А Броня – в противоположную.
К немцам в лапы.
«Броня, ты куда?
Погибнешь!
Давай с нами!»
Все погибли.
А Броня?
Через все фронты, на телеге, с детьми…
И представьте себе…
…жива.
Вот тебе и глупая!
Алесин дядя Ме́ня
воевал недалеко
от «маленького местечка».
Когда немцы
убили прабабушку,
он пробрался в городок.
И задушил предателя Николаева,
выдавшего ее.
Дядя Ме́ня.
Родился в 1920 году в Островно, недалеко от Витебска.
Родители не обрезали мальчика.
В 1941 году пошел на фронт.
В 1943 был ранен.
Попал в плен.
Сидел в лагере «9-й форт», под Ковно.
Называл себя грузином.
Боялся, что свои выдадут.
Много раз подвергался проверкам.
На спине шрамы.
Бежал.
Был пойман.
Второй побег удался.
Примкнул к партизанам.
После победы вернулся в Москву в форме американского военнослужащего.
Был арестован.
Сидел в ГУЛАГе.
Бежал.
Дядя Борух выправил брату фальшивые документы.

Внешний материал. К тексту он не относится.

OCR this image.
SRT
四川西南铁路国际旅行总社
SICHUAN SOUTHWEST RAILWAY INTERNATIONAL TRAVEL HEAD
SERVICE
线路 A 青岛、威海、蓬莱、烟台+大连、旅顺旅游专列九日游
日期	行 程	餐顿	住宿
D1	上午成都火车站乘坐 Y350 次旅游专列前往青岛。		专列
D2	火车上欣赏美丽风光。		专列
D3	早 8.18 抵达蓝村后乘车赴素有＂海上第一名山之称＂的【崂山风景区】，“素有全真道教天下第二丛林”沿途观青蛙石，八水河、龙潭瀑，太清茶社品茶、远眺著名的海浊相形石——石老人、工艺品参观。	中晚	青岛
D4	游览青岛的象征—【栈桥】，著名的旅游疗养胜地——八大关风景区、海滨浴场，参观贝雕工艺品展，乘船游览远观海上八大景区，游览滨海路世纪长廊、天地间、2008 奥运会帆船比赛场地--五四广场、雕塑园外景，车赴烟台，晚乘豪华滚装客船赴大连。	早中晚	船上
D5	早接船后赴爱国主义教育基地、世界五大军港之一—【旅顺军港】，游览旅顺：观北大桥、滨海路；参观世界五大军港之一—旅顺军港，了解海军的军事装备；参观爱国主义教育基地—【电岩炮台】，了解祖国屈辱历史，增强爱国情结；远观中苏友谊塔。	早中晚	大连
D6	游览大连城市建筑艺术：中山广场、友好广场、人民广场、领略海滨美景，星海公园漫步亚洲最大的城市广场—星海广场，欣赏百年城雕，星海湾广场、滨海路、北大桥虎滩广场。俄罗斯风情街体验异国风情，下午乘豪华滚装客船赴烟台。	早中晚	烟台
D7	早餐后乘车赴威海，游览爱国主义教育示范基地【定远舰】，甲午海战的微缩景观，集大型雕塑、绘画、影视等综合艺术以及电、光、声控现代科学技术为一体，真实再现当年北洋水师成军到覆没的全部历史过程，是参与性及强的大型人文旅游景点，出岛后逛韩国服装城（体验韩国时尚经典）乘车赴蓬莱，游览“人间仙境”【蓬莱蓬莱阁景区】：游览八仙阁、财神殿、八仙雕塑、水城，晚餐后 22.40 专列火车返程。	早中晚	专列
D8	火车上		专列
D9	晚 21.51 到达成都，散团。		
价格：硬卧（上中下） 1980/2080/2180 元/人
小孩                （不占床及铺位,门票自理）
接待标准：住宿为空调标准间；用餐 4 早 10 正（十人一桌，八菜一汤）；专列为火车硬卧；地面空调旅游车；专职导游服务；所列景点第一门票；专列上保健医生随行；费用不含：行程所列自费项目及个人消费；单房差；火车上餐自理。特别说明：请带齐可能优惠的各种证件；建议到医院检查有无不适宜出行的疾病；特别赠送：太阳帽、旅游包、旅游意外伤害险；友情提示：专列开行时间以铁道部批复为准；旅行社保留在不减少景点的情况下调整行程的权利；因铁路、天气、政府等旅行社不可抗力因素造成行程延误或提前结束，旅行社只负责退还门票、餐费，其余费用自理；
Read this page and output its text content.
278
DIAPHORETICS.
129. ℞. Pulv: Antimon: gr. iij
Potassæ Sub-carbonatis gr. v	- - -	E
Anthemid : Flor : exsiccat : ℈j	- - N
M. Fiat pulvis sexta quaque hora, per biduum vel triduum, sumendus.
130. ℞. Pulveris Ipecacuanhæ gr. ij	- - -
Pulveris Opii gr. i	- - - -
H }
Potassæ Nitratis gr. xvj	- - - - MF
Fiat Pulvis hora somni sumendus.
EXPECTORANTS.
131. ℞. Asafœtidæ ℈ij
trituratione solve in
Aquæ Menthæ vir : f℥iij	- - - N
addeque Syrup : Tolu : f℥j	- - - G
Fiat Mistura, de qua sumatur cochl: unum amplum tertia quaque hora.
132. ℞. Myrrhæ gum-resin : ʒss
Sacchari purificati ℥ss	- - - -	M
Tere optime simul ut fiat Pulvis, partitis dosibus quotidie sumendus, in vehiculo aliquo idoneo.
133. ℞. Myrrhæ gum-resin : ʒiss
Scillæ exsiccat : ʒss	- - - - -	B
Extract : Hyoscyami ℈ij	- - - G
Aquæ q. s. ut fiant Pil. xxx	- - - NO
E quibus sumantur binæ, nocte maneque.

По которым тот и живет до сих пор.
Петровка, дом 15 / 13,
4-й этаж.
Квартира 52.
К нам два звонка.
И телефон помню:
К-5-78-05.
Приходит тетя Нюра.
Стирает на всю квартиру.
Ей рюмочку подносят.
Приходит старенький полотер
Иван Сергеевич.
Ася Федоровна его
«деточкой» называет.
Приходит старушка.
Крутит машинку.
Перелицовывает одежду.
Приходит общественник Михлин.
В шинели образца
Гражданской войны.
Зовет на собрание.
Приходит точильщик.
Искры летят по всей лестнице.
Приходит тетка
из поликлиники
с ложкой английской соли.
Приходит книжный «шпекулянт»
Приходит Дядька Хлеб.
Приходит Дядька Молоко.
Или.
Приходит тетя Нюша
с бидонами
и кружечкой на длинной ручке.
От нее деревней пахнет.
Жалуется на сына:
– …отрезает мне м-а-а-а-хонький кусочек и так-то ласково: держи, маманя. А жене-то вот такущий шмат: НА, ЖРИ! Всем кусок как кусок, а мне едакой да с жилкой.
Приходят утопленники.
Приходят погорельцы.
Приходит пожилая цыганка.
Распахивает пальто.
А под ним – ничего.
Голая.
И говорит
громким шепотом:
– Дочка, дай хоть что-нибудь!
– А что?
– Мыло дай. Вещи дай.
Я протягиваю папины
новые меховые ботинки.
Потом отец ищет, ищет…
«Чертов дом!
Солдат с ружьем завалится —
не найдешь!»
Соседка Таська
носит форму без погон.
Врет мужу,
что работает
в военной прокуратуре.
Чтобы боялся.
Шофера такси зовут Вася.
Жена Катя то и дело «жалится»:
котует, мол, Вася и мордует.
А Вася тут как тут.
И начинает бубнить:
«КатьнуладноКатьКатьвсесказалаКатьКатьпошлиКатьладнохватитКатьКатьвсесказалааКатьпошлиКать…»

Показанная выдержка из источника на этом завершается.